Substitute the GPTQ model from HuggingFace Hub (or model path) that you want to run:

./run.sh --workdir=/opt/AutoGPTQ/examples/benchmark/ $(./autotag auto_gptq) \
   python3 generation_speed.py --model_name_or_path TheBloke/LLaMA-7b-GPTQ --use_safetensors --max_new_tokens=128

If you get the error Exllama kernel does not support query/key/value fusion with act-order, try adding --no_inject_fused_attention

CONTAINERS
auto_gptq:0.7.1
   Aliases auto_gptq
   Requires L4T ['>=34.1.0']
   Dependencies build-essential cuda cudnn python numpy cmake onnx pytorch:2.2 torchvision huggingface_hub rust transformers
   Dependants text-generation-webui:1.7 text-generation-webui:6a7cd01 text-generation-webui:main
   Dockerfile Dockerfile
CONTAINER IMAGES
Repository/Tag Date Arch Size
  dustynv/auto_gptq:r35.2.1 2023-12-15 arm64 6.0GB
  dustynv/auto_gptq:r35.3.1 2023-12-11 arm64 6.0GB
  dustynv/auto_gptq:r35.4.1 2023-12-14 arm64 6.0GB
  dustynv/auto_gptq:r36.2.0 2023-12-15 arm64 7.7GB

Container images are compatible with other minor versions of JetPack/L4T:
    • L4T R32.7 containers can run on other versions of L4T R32.7 (JetPack 4.6+)
    • L4T R35.x containers can run on other versions of L4T R35.x (JetPack 5.1+)

RUN CONTAINER

To start the container, you can use jetson-containers run and autotag, or manually put together a docker run command:

# automatically pull or build a compatible container image
jetson-containers run $(autotag auto_gptq)

# or explicitly specify one of the container images above
jetson-containers run dustynv/auto_gptq:r36.2.0

# or if using 'docker run' (specify image and mounts/ect)
sudo docker run --runtime nvidia -it --rm --network=host dustynv/auto_gptq:r36.2.0

jetson-containers run forwards arguments to docker run with some defaults added (like --runtime nvidia, mounts a /data cache, and detects devices)
autotag finds a container image that's compatible with your version of JetPack/L4T - either locally, pulled from a registry, or by building it.

To mount your own directories into the container, use the -v or --volume flags:

jetson-containers run -v /path/on/host:/path/in/container $(autotag auto_gptq)
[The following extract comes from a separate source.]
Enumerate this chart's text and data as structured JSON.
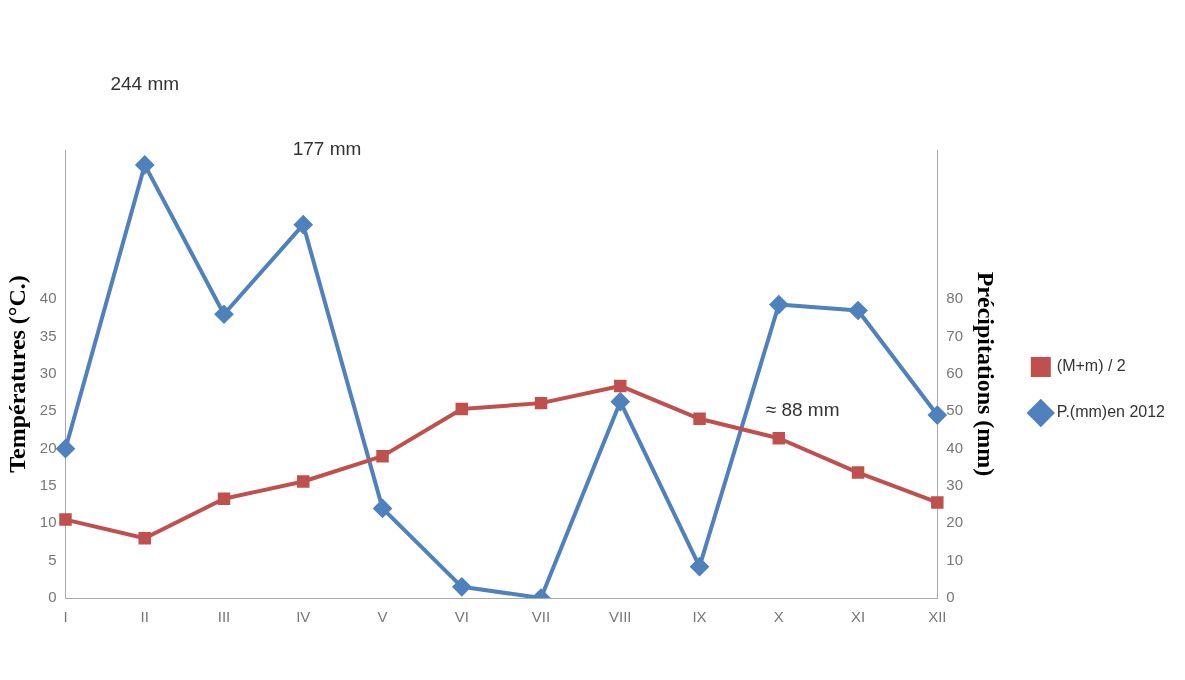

To launch the container running a command, as opposed to an interactive shell:

jetson-containers run $(autotag auto_gptq) my_app --abc xyz

You can pass any options to it that you would to docker run, and it'll print out the full command that it constructs before executing it.

BUILD CONTAINER

If you use autotag as shown above, it'll ask to build the container for you if needed. To manually build it, first do the system setup, then run:

jetson-containers build auto_gptq

The dependencies from above will be built into the container, and it'll be tested during. Run it with --help for build options.